But what's the point?

[lolguy]

e->flags is a int not a bit u cant compare it u must first to change it to bits by comparing if turned on before
[code]
if(toupper(answer)=='M')
e->flags|=MALE;
else
e->flags&=~MALE;
here check if its on or off if he puts M or m it bit will be on

else it will be off also for your code the = has higher precedence than the & so it wont work.

[panmingen]

Hi brewbuck,

May i ask for the code,

val |= BIT;

how does the "|=" operator work?

I understand how they work individually, but don't understand how they are used together.

Cheers

[MK27]

lolguy: I am just warning you, if it matters YOU ARE WRONG. I in no way implied that e->flags was anything but an int. You need to believe me, do a couple of experiments, and think harder.

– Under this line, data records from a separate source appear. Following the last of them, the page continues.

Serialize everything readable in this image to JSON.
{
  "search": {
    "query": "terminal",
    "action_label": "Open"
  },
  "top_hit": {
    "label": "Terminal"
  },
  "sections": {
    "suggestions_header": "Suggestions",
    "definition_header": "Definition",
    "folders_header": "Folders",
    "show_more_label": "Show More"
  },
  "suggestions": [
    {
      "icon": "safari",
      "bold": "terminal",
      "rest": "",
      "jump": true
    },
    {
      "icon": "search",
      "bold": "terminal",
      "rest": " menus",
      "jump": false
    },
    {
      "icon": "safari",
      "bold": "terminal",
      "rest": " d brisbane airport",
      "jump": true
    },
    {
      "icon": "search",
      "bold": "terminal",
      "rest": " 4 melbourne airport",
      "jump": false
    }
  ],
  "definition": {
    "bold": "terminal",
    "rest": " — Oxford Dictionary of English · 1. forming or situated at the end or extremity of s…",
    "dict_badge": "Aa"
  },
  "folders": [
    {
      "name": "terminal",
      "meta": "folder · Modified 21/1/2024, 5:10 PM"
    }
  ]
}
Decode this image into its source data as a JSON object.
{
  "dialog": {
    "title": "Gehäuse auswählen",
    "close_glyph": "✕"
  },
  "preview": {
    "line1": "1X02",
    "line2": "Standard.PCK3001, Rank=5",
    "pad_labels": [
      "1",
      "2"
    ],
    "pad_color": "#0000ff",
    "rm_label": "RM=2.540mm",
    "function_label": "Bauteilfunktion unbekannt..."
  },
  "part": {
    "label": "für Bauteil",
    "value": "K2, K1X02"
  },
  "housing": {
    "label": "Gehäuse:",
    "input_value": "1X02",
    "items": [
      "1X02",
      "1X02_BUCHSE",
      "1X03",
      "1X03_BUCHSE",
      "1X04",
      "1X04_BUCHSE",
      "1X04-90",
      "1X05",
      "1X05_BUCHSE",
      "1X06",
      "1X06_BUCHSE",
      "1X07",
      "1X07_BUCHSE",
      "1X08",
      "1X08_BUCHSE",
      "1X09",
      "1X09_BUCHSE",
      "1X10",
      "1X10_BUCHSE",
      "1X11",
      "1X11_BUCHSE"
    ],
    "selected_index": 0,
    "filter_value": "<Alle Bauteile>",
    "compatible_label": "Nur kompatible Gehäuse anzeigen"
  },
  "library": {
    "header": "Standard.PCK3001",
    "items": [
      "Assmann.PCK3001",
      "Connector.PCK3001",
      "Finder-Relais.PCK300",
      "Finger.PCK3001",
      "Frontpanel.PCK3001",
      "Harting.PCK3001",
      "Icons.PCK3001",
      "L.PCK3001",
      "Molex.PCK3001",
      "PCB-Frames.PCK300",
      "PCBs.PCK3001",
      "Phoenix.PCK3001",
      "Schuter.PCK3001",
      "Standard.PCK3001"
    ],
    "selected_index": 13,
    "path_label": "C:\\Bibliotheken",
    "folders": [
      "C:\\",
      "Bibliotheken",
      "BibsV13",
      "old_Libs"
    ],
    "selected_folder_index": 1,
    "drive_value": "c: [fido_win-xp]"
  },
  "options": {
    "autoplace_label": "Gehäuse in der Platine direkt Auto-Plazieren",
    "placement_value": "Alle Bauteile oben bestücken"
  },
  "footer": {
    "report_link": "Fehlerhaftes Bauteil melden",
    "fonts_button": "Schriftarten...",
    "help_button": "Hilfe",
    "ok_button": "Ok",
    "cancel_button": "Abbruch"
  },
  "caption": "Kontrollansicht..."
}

panmingen google "bitshift C tutorial" and "bitwise operations C tutorial", read whatever you want, then look at post #5.

[matsp]

Just to clarify this snippet:

Code:

#define EMPLOYED 2<<0

Generally, we'd use 1 << X, where X is the bit number, e.g:

Code:

#define EMPLOYED 1 << 0
#define MARRIED    1 << 1
#define MALE          1 << 2

Another helpful trick is to use enum instead of #define:

Code:

enum FlagBits
{
     Employed = 1 << 0,
     Married = 1 << 1,
     Male = 1 << 2
};

That way, a debugger MAY be able to show you at least the value of individual bits, even if it can't figure out that (6) means (Married | Male).

--
Mats

[MK27]

Generally, we'd use 1 << X, where X is the bit number,

Good idea